In einem Schreiben an den kubanischen Präsidenten Fidel Castro beklagte der Generalsekretär des Ökumenischen Rates der Kirchen (ÖRK), Konrad Raiser, die Fehlurteile gegen politische Dissidenten in Kuba, die kürzlich in einem Verfahren zu hohen Freiheitsstrafen verurteilt worden waren. Zudem forderte er die Revision der Urteile und die Freilassung der Verurteilten.

"Angesichts des summarischen Gerichtsverfahrens sowie der Schwere der Anklagen und Strafen" bei der jüngsten Verurteilung kubanischer Mitglieder von Menschenrechtsgruppen, Akademiker und politischer Dissidenten" ist der ÖRK "zu der Überzeugung gelangt, dass gegen die Betroffenen Fehlurteile verhängt wurden", heißt es im Schreiben des Generalsekretärs vom 15. April.

"Um Gerechtigkeit zu erfahren", so Raiser, hätten die Angeklagten "Anspruch auf ein ordentliches Gerichtsverfahren" haben müssen und "nicht nach Artikel 479 und 480 des Strafgesetzbuches" - die seines Erachtens "nur in Ausnahmefällen zur Anwendung kommen dürfen und auf die vorliegenden Fälle nicht zutreffen" - verurteilt werden dürfen.

Raiser bringt die Bestürzung und tiefe Besorgnis zum Ausdruck, die die Nachricht von der "Verhaftung von mehr als siebzig Personen, die im Rahmen der Ausübung ihres Rechts auf Rede- und Versammlungsfreiheit gefangen genommen wurden," beim ÖRK ausgelöst hatte. Der ÖRK "beklagt, dass einige dieser Gefangenen, obwohl ihnen schwere Straftaten vorgeworfen wurden, vom Gericht in einem Schnellverfahren verurteilt wurden".

"Wir bitten deshalb die kubanischen Behörden nachdrücklich, die Verhaftungen wie auch die Urteile, die infolge der Prozesse vom 18. März ausgesprochen wurden, zu überprüfen. Die Verurteilten müssen unverzüglich freigelassen werden. Ein solches Vorgehen seitens der zuständigen Behörden würde die Glaubwürdigkeit der kubanischen Regierung stärken", heißt es in dem Brief.

Der Generalsekretär des ÖRK erkennt an, dass "Kuba in jüngster Zeit wachsendem Druck und Einmischungen von außen in seine Souveränität und Unabhängigkeit ausgesetzt war, insbesondere durch die Regierung der Vereinigten Staaten von Amerika". Dennoch, so unterstreicht er, dürfen die Gerichte nicht zulassen, "dass ihre Beschlüsse die Integrität der kubanischen Revolution gefährden".

In einem parallelen Brief an die christlichen Kirchen auf der Insel äußerte Raiser ferner seine Sorge über "das Schicksal der fünf kubanischen Staatsbürger, die wegen Terrorismus angeklagt und in den Vereinigten Staaten in einem Gerichtsverfahren verurteilt worden sind, bei dem es zu einer Reihe von Formfehlern gekommen ist." Der Generalsekretär des Ökumenischen Rates der Kirchen versprach, er werde weiter dafür beten, "dass den Betroffenen Gerechtigkeit widerfährt".

Unter Hinweis auf die Verurteilung "des rechtswidrigen und unmoralischen Kriegs im Irak" durch Kirchen in aller Welt bekräftigt Raiser in seinem Brief ferner, dass "die Herstellung von Recht und Gerechtigkeit gemäß internationaler Übereinkommen auch auf nationaler Ebene als Norm gelten muss", denn "nur sie stellen eine Garantie für echte Demokratie dar".

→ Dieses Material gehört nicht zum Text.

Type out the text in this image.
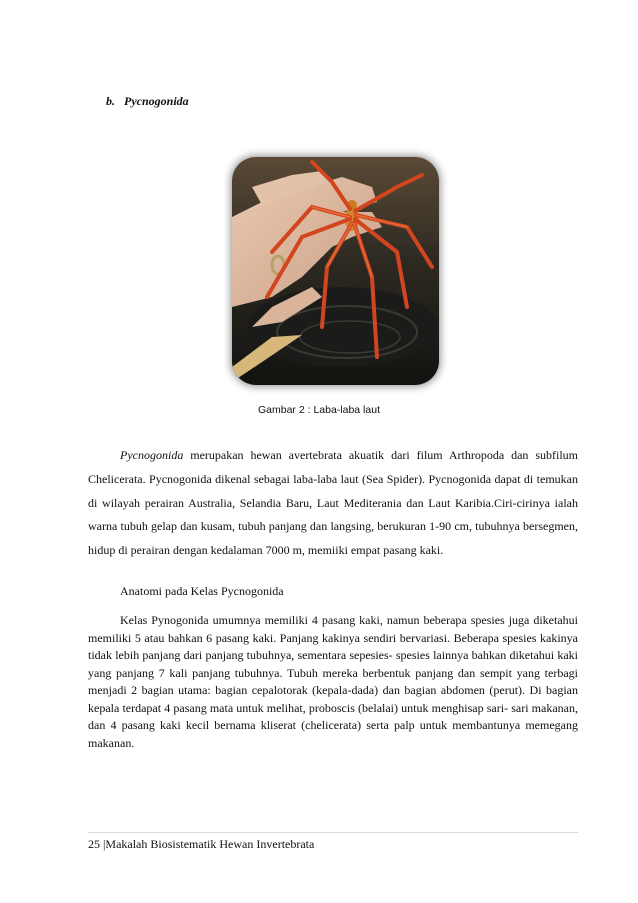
b. Pycnogonida
Gambar 2 : Laba-laba laut

Pycnogonida merupakan hewan avertebrata akuatik dari filum Arthropoda dan subfilum Chelicerata. Pycnogonida dikenal sebagai laba-laba laut (Sea Spider). Pycnogonida dapat di temukan di wilayah perairan Australia, Selandia Baru, Laut Mediterania dan Laut Karibia.Ciri-cirinya ialah warna tubuh gelap dan kusam, tubuh panjang dan langsing, berukuran 1-90 cm, tubuhnya bersegmen, hidup di perairan dengan kedalaman 7000 m, memiiki empat pasang kaki.

Anatomi pada Kelas Pycnogonida

Kelas Pynogonida umumnya memiliki 4 pasang kaki, namun beberapa spesies juga diketahui memiliki 5 atau bahkan 6 pasang kaki. Panjang kakinya sendiri bervariasi. Beberapa spesies kakinya tidak lebih panjang dari panjang tubuhnya, sementara sepesies- spesies lainnya bahkan diketahui kaki yang panjang 7 kali panjang tubuhnya. Tubuh mereka berbentuk panjang dan sempit yang terbagi menjadi 2 bagian utama: bagian cepalotorak (kepala-dada) dan bagian abdomen (perut). Di bagian kepala terdapat 4 pasang mata untuk melihat, proboscis (belalai) untuk menghisap sari- sari makanan, dan 4 pasang kaki kecil bernama kliserat (chelicerata) serta palp untuk membantunya memegang makanan.

25 |Makalah Biosistematik Hewan Invertebrata
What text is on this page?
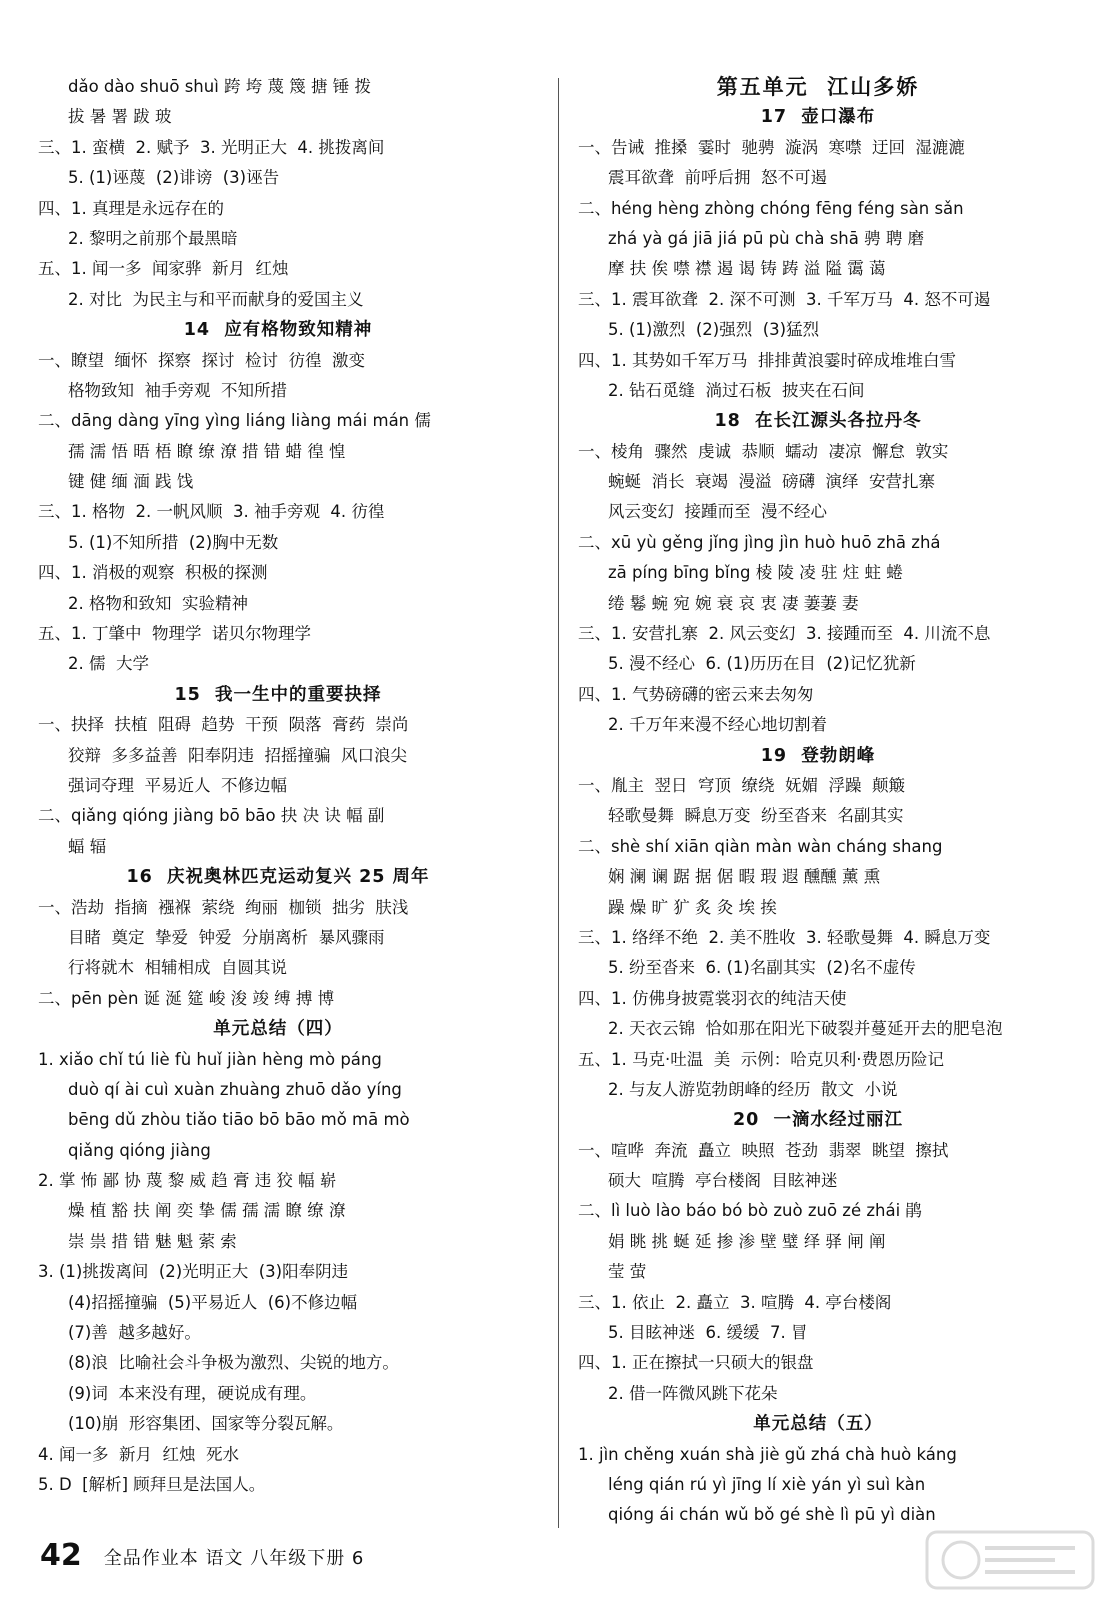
dǎo dào shuō shuì 跨 垮 蔑 篾 搪 锤 拨
拔 暑 署 跋 玻
三、1. 蛮横  2. 赋予  3. 光明正大  4. 挑拨离间
5. (1)诬蔑  (2)诽谤  (3)诬告
四、1. 真理是永远存在的
2. 黎明之前那个最黑暗
五、1. 闻一多  闻家骅  新月  红烛
2. 对比  为民主与和平而献身的爱国主义
14  应有格物致知精神
一、瞭望  缅怀  探察  探讨  检讨  彷徨  激变
格物致知  袖手旁观  不知所措
二、dāng dàng yīng yìng liáng liàng mái mán 儒
孺 濡 悟 晤 梧 瞭 缭 潦 措 错 蜡 徨 惶
键 健 缅 湎 践 饯
三、1. 格物  2. 一帆风顺  3. 袖手旁观  4. 彷徨
5. (1)不知所措  (2)胸中无数
四、1. 消极的观察  积极的探测
2. 格物和致知  实验精神
五、1. 丁肇中  物理学  诺贝尔物理学
2. 儒  大学
15  我一生中的重要抉择
一、抉择  扶植  阻碍  趋势  干预  陨落  膏药  崇尚
狡辩  多多益善  阳奉阴违  招摇撞骗  风口浪尖
强词夺理  平易近人  不修边幅
二、qiǎng qióng jiàng bō bāo 抉 决 诀 幅 副
蝠 辐
16  庆祝奥林匹克运动复兴 25 周年
一、浩劫  指摘  襁褓  萦绕  绚丽  枷锁  拙劣  肤浅
目睹  奠定  挚爱  钟爱  分崩离析  暴风骤雨
行将就木  相辅相成  自圆其说
二、pēn pèn 诞 涎 筵 峻 浚 竣 缚 搏 博
单元总结（四）
1. xiǎo chǐ tú liè fù huǐ jiàn hèng mò páng
duò qí ài cuì xuàn zhuàng zhuō dǎo yíng
bēng dǔ zhòu tiǎo tiāo bō bāo mǒ mā mò
qiǎng qióng jiàng
2. 掌 怖 鄙 协 蔑 黎 威 趋 膏 违 狡 幅 崭
燥 植 豁 扶 阐 奕 挚 儒 孺 濡 瞭 缭 潦
崇 祟 措 错 魅 魁 萦 索
3. (1)挑拨离间  (2)光明正大  (3)阳奉阴违
(4)招摇撞骗  (5)平易近人  (6)不修边幅
(7)善  越多越好。
(8)浪  比喻社会斗争极为激烈、尖锐的地方。
(9)词  本来没有理，硬说成有理。
(10)崩  形容集团、国家等分裂瓦解。
4. 闻一多  新月  红烛  死水
5. D  [解析] 顾拜旦是法国人。
第五单元  江山多娇
17  壶口瀑布
一、告诫  推搡  霎时  驰骋  漩涡  寒噤  迂回  湿漉漉
震耳欲聋  前呼后拥  怒不可遏
二、héng hèng zhòng chóng fēng féng sàn sǎn
zhá yà gá jiā jiá pū pù chà shā 骋 聘 磨
摩 扶 俟 噤 襟 遏 谒 铸 踌 溢 隘 霭 蔼
三、1. 震耳欲聋  2. 深不可测  3. 千军万马  4. 怒不可遏
5. (1)激烈  (2)强烈  (3)猛烈
四、1. 其势如千军万马  排排黄浪霎时碎成堆堆白雪
2. 钻石觅缝  淌过石板  披夹在石间
18  在长江源头各拉丹冬
一、棱角  骤然  虔诚  恭顺  蠕动  凄凉  懈怠  敦实
蜿蜒  消长  衰竭  漫溢  磅礴  演绎  安营扎寨
风云变幻  接踵而至  漫不经心
二、xū yù gěng jǐng jìng jìn huò huō zhā zhá
zā píng bīng bǐng 棱 陵 凌 驻 炷 蛀 蜷
绻 鬈 蜿 宛 婉 衰 哀 衷 凄 萋萋 妻
三、1. 安营扎寨  2. 风云变幻  3. 接踵而至  4. 川流不息
5. 漫不经心  6. (1)历历在目  (2)记忆犹新
四、1. 气势磅礴的密云来去匆匆
2. 千万年来漫不经心地切割着
19  登勃朗峰
一、胤主  翌日  穹顶  缭绕  妩媚  浮躁  颠簸
轻歌曼舞  瞬息万变  纷至沓来  名副其实
二、shè shí xiān qiàn màn wàn cháng shang
娴 澜 谰 踞 据 倨 暇 瑕 遐 醺醺 薰 熏
躁 燥 旷 犷 炙 灸 埃 挨
三、1. 络绎不绝  2. 美不胜收  3. 轻歌曼舞  4. 瞬息万变
5. 纷至沓来  6. (1)名副其实  (2)名不虚传
四、1. 仿佛身披霓裳羽衣的纯洁天使
2. 天衣云锦  恰如那在阳光下破裂并蔓延开去的肥皂泡
五、1. 马克·吐温  美  示例：哈克贝利·费恩历险记
2. 与友人游览勃朗峰的经历  散文  小说
20  一滴水经过丽江
一、喧哗  奔流  矗立  映照  苍劲  翡翠  眺望  擦拭
硕大  喧腾  亭台楼阁  目眩神迷
二、lì luò lào báo bó bò zuò zuō zé zhái 鹃
娟 眺 挑 蜒 延 掺 渗 壁 璧 绎 驿 闸 阐
莹 萤
三、1. 依止  2. 矗立  3. 喧腾  4. 亭台楼阁
5. 目眩神迷  6. 缓缓  7. 冒
四、1. 正在擦拭一只硕大的银盘
2. 借一阵微风跳下花朵
单元总结（五）
1. jìn chěng xuán shà jiè gǔ zhá chà huò káng
léng qián rú yì jīng lí xiè yán yì suì kàn
qióng ái chán wǔ bǒ gé shè lì pū yì diàn
42 全品作业本 语文 八年级下册 6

In seinem Brief an Castro, der in einem ebenso festen wie herzlichen Ton geschrieben ist, erinnert Raiser auch an seinen Besuch auf der Insel im Oktober 1999 und versichert den kubanischen Präsidenten "der ständigen Gebete des ÖRK und seiner vielen Mitglieder, die unsere Sorge um den Frieden und das Wohl des kubanischen Volkes teilen". Er schließt mit den Worten: "Möge Gott Sie segnen und leiten auf dem Weg der Barmherzigkeit und der Großmut."